Dua kondisi dapat meniru achalasia, kanker esophagus dan penyakit Chagas dari esophagus. Keduanya dapat memberikan kenaikan pada kelainan-kelainan video-esophagus dan manometric yang tidak dapat dibedakan dari achalasia. Untungnya, endoskopi biasanya dapat menyampingkan kehadiran dari kanker.
Penyakit Chagas adalah infeksi yang disebabkan oleh parasit, Trypanosoma cruzi, dan terbatas pada Sentral Amerika dan Amerika selatan. Ia ditularkan ke manusia-manusia melalui gigitan-gigitan serangga dari reduviid bug. Parasit dikeluarkan dalam feces serangga pada saat ia menggigit. Menggaruk gigitan memecahkan kulit dan mengizinkan parasit untuk memasuki tubuh. Parasit menyebar keseluruh tubuh namun mengambil kediaman utama di otot-otot dari saluran pencernaan, dari esophagus ke rektum, meskipun ia juga sering mempengaruhi otot jantung. Pada saluran pencernaan, parasit menyebabkan degenerasi syaraf-syaraf yang mengontrol otot-otot dan dapat menjurus pada fungsi yang abnormal dimana saja di saluran pencernaan. Ketika ia mempengaruhi esophagus, kelainan-kelainan adalah sama (identis) dengan yang dari achalasia.
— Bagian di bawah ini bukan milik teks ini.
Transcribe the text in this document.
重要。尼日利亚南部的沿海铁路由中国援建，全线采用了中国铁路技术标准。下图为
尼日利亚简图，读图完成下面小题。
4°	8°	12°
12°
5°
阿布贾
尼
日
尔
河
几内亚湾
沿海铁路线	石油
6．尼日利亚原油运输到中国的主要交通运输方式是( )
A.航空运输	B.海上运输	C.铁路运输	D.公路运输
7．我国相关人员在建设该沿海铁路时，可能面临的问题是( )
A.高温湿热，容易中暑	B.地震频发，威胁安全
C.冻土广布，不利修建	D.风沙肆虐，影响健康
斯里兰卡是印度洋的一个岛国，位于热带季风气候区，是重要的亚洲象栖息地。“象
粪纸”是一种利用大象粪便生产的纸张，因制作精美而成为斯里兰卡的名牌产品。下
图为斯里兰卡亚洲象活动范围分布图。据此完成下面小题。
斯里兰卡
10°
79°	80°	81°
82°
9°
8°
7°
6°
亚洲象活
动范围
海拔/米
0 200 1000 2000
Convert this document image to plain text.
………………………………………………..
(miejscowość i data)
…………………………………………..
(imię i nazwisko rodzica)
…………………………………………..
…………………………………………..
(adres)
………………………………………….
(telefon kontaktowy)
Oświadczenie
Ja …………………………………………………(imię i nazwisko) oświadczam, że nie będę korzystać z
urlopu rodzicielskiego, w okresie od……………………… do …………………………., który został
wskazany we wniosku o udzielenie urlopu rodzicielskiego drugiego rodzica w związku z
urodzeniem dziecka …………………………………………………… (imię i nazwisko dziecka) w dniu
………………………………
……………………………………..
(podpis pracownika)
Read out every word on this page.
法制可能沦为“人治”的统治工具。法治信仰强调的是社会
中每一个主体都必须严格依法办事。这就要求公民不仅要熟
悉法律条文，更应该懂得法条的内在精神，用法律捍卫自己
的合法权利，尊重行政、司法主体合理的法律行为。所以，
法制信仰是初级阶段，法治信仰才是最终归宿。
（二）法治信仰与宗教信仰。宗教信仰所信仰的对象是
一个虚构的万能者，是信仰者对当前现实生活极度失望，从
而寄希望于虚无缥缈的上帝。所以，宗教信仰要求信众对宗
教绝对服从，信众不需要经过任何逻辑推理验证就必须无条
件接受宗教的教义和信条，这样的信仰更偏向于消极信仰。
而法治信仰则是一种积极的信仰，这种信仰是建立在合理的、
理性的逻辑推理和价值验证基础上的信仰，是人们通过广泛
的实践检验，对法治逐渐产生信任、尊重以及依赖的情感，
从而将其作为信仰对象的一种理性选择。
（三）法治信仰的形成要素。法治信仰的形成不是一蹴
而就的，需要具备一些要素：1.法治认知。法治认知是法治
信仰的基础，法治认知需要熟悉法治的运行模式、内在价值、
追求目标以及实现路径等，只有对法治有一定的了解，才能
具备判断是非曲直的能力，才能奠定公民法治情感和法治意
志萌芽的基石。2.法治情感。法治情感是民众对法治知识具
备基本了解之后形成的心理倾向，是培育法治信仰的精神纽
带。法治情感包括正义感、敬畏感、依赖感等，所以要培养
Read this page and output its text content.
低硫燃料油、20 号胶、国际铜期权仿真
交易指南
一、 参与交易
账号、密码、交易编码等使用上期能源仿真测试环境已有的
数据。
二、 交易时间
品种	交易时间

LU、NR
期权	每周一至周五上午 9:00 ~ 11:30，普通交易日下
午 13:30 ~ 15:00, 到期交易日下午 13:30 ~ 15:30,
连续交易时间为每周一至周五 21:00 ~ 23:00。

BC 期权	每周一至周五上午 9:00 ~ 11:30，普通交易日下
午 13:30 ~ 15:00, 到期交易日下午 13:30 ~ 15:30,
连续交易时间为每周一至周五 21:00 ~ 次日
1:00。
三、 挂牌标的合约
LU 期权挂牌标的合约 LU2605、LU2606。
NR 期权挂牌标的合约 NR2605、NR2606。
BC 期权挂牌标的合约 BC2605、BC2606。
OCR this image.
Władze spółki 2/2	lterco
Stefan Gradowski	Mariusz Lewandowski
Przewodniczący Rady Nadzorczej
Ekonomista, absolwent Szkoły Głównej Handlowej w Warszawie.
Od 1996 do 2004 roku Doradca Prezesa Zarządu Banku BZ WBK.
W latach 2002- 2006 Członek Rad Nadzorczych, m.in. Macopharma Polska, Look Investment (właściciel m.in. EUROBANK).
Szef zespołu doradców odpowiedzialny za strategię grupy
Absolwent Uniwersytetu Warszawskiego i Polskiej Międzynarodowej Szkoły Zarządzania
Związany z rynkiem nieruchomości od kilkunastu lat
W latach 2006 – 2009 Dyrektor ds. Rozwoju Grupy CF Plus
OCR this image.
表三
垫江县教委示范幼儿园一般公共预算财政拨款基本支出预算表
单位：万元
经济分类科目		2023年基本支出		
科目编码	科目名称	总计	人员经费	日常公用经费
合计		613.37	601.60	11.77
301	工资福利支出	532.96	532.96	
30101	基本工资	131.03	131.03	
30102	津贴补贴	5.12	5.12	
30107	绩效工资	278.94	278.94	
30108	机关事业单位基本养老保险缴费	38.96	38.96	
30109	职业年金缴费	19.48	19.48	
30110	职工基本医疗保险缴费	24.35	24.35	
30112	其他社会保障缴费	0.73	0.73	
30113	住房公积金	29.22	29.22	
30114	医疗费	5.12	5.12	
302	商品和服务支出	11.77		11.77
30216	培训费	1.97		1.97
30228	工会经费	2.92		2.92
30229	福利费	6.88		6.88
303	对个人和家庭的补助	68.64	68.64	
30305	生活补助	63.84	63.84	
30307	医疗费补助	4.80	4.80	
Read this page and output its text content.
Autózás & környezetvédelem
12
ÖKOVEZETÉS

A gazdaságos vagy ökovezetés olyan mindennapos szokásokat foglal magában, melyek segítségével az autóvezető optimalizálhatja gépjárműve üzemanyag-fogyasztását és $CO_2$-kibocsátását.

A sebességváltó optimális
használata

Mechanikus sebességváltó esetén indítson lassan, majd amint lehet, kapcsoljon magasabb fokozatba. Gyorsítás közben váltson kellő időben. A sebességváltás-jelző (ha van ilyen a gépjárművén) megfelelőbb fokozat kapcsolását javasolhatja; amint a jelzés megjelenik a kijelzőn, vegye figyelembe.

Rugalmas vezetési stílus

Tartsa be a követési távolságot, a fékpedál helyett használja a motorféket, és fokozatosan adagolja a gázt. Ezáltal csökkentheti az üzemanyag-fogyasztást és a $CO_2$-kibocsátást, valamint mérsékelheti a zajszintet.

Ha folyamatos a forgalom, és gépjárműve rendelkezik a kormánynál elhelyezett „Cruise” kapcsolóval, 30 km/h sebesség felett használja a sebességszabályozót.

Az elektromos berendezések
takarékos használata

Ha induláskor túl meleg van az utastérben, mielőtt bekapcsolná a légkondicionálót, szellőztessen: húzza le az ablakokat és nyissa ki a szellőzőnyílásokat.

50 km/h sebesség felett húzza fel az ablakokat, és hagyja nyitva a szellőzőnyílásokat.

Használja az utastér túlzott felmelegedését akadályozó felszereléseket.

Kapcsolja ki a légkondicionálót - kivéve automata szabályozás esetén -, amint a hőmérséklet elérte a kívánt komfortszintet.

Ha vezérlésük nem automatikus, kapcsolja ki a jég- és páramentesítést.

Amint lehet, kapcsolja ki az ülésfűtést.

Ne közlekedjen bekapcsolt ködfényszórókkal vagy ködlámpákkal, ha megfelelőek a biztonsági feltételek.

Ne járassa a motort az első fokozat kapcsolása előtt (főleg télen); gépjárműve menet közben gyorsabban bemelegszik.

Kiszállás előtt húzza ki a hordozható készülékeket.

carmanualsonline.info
Penyakit Chagas akut terjadi kebanyakan pada anak-anak. Pada individu-individu yang terlihat pada waktu yang jauh kemudian untuk persoalan-persoalan menelan, penyakit akutnya telah lama berlalu. Diagnosis dari penyakit Chagas dapat dicurigai jika ada keterlibatan dari bagian-bagian lain dari saluran pencernaan, seperti pembesaran dari usus kecil atau usus besar dan jantung. Metode yang paling baik untuk membuat diagnosis adalah dengan pengujian serologi yang mencari antibodi-antibodi dalam darah terhadap parasit.